I stood silently, and turned to leave as Heathcliff and the others huddled their heads together and began discussing something with intensity. I walked stiffly and slowly, intent on recovering some dignity, at least, in my exit, but Heathcliff was having none of it.
Catching my retreating figure from the corner of his eye, he stood and called out loudly enough for the whole restaurant to hear. “Why so glum, Nancy?”
All eyes turned to him, then in my direction as he continued.
“Lots of nice farm animals down south, I hear. Should keep you romantically occupied for months. Best of luck to you, my girl!”
His loud bark of laughter, together with the other patrons’ puzzled amusement and Bert and Amir’s indifferent silence, stabbed me between the shoulder blades on my way out.
***
Thus, I wrote my brother one final letter and arranged my flat for his arrival.

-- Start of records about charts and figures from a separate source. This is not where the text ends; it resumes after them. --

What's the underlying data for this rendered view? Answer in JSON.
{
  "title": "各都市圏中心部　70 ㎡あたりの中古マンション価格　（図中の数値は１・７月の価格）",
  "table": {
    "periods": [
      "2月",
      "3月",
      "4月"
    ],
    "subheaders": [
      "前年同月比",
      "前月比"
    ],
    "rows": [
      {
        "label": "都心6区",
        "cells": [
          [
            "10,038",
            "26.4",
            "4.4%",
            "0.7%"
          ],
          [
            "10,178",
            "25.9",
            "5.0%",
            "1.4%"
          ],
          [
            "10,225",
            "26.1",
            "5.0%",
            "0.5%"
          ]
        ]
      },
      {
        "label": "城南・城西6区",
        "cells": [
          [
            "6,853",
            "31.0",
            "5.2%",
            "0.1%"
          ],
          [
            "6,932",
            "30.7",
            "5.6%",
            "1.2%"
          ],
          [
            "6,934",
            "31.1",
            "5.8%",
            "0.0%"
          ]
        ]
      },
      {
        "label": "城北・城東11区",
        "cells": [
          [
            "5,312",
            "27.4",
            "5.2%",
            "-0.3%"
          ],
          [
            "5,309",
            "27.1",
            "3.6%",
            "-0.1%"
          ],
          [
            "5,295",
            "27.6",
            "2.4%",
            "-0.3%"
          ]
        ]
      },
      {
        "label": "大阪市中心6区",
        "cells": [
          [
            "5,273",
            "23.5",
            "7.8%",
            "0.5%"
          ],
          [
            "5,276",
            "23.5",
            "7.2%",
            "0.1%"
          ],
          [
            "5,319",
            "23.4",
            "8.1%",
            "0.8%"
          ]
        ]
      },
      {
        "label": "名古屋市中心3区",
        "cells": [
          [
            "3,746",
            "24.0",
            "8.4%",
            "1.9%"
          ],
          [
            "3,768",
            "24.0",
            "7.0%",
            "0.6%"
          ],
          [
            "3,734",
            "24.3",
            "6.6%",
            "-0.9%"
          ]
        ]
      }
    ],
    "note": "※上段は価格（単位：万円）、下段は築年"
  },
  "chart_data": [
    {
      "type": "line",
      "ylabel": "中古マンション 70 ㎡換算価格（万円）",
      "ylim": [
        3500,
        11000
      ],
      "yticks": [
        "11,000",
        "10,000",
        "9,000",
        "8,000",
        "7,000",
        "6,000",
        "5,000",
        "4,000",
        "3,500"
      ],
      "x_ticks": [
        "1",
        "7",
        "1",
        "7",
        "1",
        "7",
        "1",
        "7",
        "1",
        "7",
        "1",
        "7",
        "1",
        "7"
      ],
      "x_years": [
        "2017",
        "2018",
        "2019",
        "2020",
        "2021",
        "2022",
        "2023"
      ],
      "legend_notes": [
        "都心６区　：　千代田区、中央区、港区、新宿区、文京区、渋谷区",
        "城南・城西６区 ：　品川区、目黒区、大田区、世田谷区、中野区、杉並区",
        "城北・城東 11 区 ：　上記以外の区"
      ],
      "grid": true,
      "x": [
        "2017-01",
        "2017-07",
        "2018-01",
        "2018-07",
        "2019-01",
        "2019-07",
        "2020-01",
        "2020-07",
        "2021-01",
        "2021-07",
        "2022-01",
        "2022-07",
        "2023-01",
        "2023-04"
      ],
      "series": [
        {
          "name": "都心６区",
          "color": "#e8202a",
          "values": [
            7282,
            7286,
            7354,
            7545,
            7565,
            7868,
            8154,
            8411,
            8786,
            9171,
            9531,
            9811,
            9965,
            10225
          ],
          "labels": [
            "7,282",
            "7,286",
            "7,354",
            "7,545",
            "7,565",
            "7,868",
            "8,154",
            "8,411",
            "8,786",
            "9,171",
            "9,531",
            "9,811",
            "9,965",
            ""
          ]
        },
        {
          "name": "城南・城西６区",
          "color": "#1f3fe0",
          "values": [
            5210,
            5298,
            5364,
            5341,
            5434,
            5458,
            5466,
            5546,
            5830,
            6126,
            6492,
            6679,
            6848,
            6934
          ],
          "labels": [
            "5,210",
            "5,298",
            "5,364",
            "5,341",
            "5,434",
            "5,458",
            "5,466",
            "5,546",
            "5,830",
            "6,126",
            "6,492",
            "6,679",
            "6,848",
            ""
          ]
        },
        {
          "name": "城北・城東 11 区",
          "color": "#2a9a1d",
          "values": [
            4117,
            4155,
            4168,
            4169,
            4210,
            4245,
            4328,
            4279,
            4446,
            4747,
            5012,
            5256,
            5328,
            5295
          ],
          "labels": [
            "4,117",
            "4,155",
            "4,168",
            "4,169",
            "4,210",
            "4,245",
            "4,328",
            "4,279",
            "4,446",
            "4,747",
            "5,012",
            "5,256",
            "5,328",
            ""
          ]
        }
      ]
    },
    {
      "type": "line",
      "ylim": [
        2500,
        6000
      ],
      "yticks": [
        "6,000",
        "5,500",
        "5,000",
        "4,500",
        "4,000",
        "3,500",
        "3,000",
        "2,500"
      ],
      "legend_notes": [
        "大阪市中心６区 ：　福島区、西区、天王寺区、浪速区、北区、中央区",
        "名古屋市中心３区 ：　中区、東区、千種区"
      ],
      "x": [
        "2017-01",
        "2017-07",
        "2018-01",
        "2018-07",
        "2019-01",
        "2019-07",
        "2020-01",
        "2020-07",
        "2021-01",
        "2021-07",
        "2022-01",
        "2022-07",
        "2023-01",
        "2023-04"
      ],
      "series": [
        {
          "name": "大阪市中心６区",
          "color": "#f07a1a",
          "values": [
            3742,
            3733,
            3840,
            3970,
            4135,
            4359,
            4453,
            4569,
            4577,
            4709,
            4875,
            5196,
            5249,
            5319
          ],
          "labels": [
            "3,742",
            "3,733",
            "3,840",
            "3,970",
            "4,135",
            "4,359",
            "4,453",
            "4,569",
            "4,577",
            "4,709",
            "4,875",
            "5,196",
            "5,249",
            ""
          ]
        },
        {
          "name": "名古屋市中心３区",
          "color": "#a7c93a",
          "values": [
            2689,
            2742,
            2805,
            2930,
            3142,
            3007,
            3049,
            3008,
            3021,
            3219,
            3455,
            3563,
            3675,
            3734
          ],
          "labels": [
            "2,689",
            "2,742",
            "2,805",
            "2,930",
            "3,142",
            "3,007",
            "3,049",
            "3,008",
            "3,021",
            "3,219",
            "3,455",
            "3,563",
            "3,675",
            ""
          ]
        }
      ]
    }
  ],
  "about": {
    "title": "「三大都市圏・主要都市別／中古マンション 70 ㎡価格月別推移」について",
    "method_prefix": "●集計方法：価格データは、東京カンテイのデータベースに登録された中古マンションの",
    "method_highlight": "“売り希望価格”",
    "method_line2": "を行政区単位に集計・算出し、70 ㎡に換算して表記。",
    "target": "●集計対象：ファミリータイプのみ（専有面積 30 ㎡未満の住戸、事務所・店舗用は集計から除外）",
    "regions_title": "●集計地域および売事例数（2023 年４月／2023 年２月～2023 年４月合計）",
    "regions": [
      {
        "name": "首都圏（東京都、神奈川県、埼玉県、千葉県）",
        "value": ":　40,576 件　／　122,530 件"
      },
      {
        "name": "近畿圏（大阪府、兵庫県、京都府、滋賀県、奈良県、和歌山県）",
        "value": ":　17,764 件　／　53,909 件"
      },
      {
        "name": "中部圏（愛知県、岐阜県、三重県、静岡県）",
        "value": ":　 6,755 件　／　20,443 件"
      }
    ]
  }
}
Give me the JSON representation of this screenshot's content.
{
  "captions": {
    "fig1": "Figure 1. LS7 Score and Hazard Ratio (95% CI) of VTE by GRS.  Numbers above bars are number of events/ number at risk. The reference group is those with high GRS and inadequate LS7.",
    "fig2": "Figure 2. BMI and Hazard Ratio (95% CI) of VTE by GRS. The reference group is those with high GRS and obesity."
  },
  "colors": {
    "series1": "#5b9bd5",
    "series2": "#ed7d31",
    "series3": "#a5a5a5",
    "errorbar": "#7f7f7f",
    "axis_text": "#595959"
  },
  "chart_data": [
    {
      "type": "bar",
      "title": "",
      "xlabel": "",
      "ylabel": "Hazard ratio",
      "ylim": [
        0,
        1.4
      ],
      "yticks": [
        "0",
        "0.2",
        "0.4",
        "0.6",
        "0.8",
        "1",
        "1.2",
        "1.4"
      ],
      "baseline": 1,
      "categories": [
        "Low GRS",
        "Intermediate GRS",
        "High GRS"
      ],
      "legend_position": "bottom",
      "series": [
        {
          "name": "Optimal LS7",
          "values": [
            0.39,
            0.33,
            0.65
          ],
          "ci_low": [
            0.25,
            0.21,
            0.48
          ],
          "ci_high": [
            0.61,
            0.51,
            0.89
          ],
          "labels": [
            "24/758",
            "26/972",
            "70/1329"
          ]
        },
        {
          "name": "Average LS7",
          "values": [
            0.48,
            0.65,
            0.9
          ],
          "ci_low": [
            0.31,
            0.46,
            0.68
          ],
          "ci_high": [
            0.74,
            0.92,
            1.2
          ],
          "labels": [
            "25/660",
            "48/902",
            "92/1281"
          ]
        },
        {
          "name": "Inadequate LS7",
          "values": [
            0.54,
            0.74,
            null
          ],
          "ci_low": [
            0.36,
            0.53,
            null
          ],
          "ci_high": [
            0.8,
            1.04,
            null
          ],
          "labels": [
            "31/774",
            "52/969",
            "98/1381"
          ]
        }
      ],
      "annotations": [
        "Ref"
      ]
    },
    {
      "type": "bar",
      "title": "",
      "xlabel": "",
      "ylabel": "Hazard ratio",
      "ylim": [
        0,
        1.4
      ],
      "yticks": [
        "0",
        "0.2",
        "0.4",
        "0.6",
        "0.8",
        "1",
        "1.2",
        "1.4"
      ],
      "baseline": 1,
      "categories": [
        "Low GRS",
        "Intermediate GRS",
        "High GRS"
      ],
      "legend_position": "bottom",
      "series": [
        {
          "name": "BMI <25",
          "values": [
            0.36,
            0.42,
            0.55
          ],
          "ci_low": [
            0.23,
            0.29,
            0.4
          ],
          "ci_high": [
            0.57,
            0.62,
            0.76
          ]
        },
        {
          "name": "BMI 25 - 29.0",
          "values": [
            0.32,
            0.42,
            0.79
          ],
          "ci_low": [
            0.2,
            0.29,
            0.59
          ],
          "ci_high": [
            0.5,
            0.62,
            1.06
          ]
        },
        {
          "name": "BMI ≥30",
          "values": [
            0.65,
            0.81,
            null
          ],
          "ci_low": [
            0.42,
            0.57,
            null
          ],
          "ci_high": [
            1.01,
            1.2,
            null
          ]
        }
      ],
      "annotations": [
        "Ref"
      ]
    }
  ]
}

Hope had come to visit, then abandoned me. Samuel would come, too, and learn what I could not tell him without the necessity of my presence. Then he, like hope, could decide either to stay or to leave.
For hope, I now understood, was powerful even when fleeting. Yet even more powerful was the vacuum left by hope’s demise, and I did not want to be witness to what filled that vacuum.